Сквозь полуприкрытые глаза я видела расплывчатый мир, наполненный теплом. Мой новый дом окружил меня странной, но уютной смесью запахов: тёплое молоко, древесина, духи мамы и что-то сладкое, как шоколад. Я улавливала светлые и тёмные пятна: свет лампы, коричневатые стены, силуэты людей, что кружили вокруг меня. Мамины шаги были осторожными, словно она боялась, что я растаю в её руках. Через узкие окна в комнату лился свет зимнего утра – бледный и мягкий, он падал на крошки, оставшиеся на скатерти на кухне, на одеяла, разбросанные на диване, и на игрушки, покоившиеся на полу.
– А как мы её назовём? – спросил отец, когда они с мамой остались наедине, а дети сидели за столом на кухне.
За те несколько недель в больнице, пока мама лежала на сохранении и её обследовали, она совсем забыла подумать над именем.
– Как ты смотришь, если мы назовём её Алисия?
Отец задумался, проигрывая имя на губах, будто пробуя его на вкус.
– Алисия… Звучит хорошо, мне нравится.
Мама лишь кивнула, глядя на него с улыбкой, в которой смешались и радость, и волнение. Но, отвернувшись к окну, она тихо произнесла:
– Да, она у нас будет Алисия.
Вот в тот самый момент я и получила своё имя. Каждый день был как первая страница новой истории. Мир раскрывался передо мной во всём своём разнообразии – яркие пятна света на стенах, мягкие звуки, отголоски шагов и голосов. Я замечала, как утром мама улыбалась чуть иначе, чем вечером, как старший брат иногда нахмуренно качал головой, сидя на стуле рядом. Я изучала их лица и жесты, каждый день запоминая их по-новому, собирая кусочки их заботы и тревог.

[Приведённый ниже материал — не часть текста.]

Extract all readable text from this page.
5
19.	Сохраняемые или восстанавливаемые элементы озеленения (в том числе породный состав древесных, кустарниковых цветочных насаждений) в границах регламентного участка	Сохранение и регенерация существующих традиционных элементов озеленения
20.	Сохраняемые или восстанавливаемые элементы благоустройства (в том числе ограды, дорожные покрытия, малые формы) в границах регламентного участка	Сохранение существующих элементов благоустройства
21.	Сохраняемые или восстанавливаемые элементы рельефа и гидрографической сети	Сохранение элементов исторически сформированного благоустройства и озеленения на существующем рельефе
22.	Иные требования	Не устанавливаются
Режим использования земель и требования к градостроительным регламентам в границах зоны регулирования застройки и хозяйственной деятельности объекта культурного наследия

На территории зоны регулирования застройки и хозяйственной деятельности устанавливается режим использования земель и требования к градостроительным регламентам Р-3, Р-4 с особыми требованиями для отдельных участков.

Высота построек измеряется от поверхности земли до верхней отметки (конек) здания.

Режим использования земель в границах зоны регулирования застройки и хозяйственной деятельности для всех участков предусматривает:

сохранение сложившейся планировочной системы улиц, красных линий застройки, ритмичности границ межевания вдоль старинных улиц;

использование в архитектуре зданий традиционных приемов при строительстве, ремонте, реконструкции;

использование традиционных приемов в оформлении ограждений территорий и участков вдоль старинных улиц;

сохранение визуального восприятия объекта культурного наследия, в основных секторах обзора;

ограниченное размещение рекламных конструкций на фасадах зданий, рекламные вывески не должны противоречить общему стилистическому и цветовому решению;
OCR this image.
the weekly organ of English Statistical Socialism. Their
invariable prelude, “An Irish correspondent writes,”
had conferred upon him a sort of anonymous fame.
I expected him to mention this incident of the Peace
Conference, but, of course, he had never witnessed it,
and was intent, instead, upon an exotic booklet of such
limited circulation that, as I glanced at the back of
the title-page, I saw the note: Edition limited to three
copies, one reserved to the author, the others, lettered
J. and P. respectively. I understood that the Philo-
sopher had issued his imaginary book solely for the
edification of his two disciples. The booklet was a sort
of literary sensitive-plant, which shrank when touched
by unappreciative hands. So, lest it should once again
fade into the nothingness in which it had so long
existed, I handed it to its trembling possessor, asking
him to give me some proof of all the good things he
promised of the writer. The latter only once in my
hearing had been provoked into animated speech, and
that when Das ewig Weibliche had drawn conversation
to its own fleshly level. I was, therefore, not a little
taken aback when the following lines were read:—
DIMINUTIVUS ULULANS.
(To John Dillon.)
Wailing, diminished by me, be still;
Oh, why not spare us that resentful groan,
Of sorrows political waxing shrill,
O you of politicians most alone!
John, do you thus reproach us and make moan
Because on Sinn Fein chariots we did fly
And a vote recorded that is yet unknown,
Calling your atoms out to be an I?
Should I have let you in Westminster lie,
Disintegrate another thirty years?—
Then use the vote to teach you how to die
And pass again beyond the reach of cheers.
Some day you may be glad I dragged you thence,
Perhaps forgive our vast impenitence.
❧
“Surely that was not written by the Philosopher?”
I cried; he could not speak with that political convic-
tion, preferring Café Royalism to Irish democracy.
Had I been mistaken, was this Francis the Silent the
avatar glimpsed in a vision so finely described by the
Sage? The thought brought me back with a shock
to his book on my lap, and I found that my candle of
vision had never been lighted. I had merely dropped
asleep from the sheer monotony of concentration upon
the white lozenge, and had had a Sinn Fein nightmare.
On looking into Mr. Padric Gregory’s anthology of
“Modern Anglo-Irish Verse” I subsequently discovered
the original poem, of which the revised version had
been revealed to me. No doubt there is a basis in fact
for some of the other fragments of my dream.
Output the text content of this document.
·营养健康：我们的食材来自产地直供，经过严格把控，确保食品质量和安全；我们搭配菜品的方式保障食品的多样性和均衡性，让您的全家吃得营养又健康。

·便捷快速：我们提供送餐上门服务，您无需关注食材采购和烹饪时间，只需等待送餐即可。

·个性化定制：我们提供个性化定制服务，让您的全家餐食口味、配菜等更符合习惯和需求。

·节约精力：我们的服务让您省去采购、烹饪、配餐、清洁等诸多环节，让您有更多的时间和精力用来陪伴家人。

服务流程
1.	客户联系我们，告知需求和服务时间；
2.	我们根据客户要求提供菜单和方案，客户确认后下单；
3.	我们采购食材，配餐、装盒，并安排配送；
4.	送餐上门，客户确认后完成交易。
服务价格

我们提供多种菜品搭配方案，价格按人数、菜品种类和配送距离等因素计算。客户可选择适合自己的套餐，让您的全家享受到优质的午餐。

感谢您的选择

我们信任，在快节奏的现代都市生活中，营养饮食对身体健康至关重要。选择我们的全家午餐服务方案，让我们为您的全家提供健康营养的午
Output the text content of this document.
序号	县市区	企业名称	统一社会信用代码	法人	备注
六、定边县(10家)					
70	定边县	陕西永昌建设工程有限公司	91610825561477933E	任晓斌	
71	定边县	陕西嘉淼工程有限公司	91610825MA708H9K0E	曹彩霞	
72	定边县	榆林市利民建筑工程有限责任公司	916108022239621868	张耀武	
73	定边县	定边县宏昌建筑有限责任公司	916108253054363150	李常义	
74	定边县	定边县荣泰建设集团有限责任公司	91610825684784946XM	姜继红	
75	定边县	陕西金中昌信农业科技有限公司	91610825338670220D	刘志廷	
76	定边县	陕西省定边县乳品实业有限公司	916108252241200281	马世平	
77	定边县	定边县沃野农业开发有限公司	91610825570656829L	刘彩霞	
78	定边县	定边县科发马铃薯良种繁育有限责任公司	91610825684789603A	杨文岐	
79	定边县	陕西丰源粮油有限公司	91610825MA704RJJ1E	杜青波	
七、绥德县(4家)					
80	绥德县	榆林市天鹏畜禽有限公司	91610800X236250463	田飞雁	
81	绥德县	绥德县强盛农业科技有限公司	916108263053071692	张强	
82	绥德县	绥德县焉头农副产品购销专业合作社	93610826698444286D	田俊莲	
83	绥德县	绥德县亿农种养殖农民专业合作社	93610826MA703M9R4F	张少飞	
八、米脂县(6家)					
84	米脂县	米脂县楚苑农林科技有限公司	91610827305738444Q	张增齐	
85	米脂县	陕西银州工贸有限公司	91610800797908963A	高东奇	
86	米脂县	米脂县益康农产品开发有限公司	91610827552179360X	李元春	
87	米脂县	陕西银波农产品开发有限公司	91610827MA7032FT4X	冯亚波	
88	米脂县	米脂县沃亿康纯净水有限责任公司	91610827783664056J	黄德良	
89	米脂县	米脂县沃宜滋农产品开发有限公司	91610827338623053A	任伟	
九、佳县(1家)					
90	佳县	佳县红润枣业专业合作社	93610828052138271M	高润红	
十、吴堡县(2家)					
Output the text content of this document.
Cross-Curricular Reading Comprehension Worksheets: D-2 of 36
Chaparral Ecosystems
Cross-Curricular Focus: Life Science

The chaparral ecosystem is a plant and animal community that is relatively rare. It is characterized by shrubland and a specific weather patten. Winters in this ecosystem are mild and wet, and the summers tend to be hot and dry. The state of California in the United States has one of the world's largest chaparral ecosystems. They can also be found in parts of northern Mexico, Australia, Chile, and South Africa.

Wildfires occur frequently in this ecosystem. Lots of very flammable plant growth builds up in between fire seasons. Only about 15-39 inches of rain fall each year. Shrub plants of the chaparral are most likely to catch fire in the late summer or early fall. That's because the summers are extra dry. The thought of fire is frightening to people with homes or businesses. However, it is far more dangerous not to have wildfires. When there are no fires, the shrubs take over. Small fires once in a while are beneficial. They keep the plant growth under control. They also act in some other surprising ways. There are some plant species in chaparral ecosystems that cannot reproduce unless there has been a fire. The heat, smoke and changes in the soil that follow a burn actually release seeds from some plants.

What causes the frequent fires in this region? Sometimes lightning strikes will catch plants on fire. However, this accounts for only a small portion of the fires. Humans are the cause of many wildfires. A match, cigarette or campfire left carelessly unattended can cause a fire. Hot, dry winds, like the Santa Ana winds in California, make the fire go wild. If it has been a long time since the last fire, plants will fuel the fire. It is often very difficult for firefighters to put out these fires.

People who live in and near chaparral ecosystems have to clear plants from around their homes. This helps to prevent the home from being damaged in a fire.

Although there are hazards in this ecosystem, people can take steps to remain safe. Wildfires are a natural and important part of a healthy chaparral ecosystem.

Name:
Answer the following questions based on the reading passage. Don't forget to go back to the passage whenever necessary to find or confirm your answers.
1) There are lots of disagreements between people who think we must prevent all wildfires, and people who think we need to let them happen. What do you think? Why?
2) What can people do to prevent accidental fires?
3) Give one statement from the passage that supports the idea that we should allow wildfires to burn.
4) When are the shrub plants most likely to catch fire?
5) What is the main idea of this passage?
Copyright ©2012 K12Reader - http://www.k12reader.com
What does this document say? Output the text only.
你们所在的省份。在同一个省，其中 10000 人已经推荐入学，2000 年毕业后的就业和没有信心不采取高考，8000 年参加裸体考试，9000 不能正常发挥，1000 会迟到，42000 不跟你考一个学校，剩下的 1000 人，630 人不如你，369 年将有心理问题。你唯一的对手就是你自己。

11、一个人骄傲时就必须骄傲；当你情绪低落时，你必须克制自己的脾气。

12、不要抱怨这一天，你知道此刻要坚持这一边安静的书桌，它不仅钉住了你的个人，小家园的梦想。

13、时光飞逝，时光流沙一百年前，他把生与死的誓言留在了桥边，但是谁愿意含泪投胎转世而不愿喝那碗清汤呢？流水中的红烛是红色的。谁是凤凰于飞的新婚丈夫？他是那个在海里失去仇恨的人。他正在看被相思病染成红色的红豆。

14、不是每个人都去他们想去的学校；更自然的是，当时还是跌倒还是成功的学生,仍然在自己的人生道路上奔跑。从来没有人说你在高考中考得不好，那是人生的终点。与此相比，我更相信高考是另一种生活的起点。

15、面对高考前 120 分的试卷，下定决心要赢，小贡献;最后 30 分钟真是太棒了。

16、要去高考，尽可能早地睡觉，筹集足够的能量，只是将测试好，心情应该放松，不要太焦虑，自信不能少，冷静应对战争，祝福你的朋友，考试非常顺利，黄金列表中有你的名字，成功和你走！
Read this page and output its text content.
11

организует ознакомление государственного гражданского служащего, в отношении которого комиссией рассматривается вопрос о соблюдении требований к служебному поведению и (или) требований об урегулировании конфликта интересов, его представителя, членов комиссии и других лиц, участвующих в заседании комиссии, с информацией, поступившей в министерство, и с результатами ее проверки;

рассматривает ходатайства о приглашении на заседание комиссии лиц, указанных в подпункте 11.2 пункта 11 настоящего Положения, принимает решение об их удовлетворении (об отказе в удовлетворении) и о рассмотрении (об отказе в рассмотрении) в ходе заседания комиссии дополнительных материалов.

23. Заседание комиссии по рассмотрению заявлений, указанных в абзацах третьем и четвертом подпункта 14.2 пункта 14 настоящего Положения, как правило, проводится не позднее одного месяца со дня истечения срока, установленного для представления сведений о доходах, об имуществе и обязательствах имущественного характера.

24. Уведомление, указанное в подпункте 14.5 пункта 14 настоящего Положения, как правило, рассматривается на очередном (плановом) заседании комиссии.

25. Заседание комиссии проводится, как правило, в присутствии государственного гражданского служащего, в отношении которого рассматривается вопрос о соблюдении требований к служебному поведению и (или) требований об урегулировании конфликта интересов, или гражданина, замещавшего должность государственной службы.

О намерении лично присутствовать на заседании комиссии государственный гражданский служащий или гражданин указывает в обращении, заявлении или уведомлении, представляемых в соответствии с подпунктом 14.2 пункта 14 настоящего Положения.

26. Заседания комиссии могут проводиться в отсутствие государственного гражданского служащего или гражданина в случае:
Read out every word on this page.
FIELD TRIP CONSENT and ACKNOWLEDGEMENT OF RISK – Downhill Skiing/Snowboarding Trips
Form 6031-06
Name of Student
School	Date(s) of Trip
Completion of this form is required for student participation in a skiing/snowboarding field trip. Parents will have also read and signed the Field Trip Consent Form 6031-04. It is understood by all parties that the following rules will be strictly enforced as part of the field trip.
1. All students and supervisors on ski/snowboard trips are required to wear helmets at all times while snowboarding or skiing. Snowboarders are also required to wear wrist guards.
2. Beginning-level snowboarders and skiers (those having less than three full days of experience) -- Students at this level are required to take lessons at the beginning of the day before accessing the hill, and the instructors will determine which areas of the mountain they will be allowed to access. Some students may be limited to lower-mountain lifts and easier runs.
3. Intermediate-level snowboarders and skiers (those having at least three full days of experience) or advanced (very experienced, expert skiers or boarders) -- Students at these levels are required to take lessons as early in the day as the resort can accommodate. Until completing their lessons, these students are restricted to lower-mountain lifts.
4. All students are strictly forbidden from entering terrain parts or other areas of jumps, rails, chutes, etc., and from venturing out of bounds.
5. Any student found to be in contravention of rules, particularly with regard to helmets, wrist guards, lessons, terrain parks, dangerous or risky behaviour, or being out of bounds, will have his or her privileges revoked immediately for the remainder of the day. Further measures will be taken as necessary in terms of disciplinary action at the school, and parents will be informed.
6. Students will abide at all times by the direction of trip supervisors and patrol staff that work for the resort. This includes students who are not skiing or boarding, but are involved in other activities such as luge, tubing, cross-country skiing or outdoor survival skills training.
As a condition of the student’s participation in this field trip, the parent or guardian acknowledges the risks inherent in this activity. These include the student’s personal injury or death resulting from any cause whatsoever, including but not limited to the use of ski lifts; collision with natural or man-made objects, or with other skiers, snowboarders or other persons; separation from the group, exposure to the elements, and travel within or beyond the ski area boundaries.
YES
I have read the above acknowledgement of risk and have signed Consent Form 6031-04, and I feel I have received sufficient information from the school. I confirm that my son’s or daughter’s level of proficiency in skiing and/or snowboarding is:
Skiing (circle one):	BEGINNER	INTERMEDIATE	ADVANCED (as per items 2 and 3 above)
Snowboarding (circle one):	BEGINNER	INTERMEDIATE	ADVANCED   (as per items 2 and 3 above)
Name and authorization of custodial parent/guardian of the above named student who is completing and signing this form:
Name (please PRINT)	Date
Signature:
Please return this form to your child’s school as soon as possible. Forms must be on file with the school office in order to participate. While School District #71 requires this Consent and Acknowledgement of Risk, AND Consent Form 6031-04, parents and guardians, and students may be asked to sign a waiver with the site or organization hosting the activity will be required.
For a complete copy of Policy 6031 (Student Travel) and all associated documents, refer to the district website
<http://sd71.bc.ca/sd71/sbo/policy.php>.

Слёзы, медленно опускающиеся с маминых глаз, пронзительные звуки смеха младших братьев и яркие блики света на любимой чашке папы – все это стало моим миром, всё это росло со мной, обрастая смыслами и оставляя следы, что с каждым днём становились всё глубже.
В один из холодных дней мама отвела отца в сторону, её голос звучал тихо и осторожно, а взгляд был наполнен тревогой. Она отвернулась, глядя в сторону оврага за домом, где иней тонким серебристым слоем покрыл мёрзлую траву. Её пальцы судорожно теребили край халата.
– Это не просто нервный срыв, – наконец прошептала она, её голос дрожал, как слабый огонь, готовый потухнуть. – Ты видел его глаза, когда мы забирали его из клиники? Это был не наш Хулио.
Отец не сразу ответил. Его взгляд блуждал по двору, словно он искал, за что зацепиться, чтобы не смотреть на лицо жены. В этом взгляде прятались не только усталость, но и страх, который он отчаянно пытался скрыть.
– Он… запутался, – сказал наконец отец, стараясь звучать твёрдо, но голос выдал его неуверенность. – Ему нужно время, чтобы снова стать собой.
– А если он не станет? – спросила она. – Если это теперь он?
– Мы будем за ним следить. Не оставляй Алисию с ним наедине, пока не убедимся, что всё в порядке.
Мама кивнула, но было видно, что эти слова её не успокоили. В это время Хулио стоял в дверном проёме, прислонившись к двери. Его силуэт, полускрытый за шторой, сливался с тусклым светом зимнего утра. В руках он держал старый футбольный мяч, к которому никто уже давно не прикасался. Его пальцы, будто зачарованные, медленно скользили по потрёпанной поверхности.
Сантьяго, проходя мимо комнаты, осторожно заглянул внутрь и замер на пороге.
– Хулио? – позвал он, но его голос прозвучал слишком тихо, как будто он боялся потревожить брата.
Хулио повернул голову, медленно, словно тягость движения давала о себе знать. Его глаза встретились с глазами Сантьяго, и тот невольно отступил на шаг. Взгляд Хулио был тяжёлым, неподвижным, в нём читалось что-то чужое, странное.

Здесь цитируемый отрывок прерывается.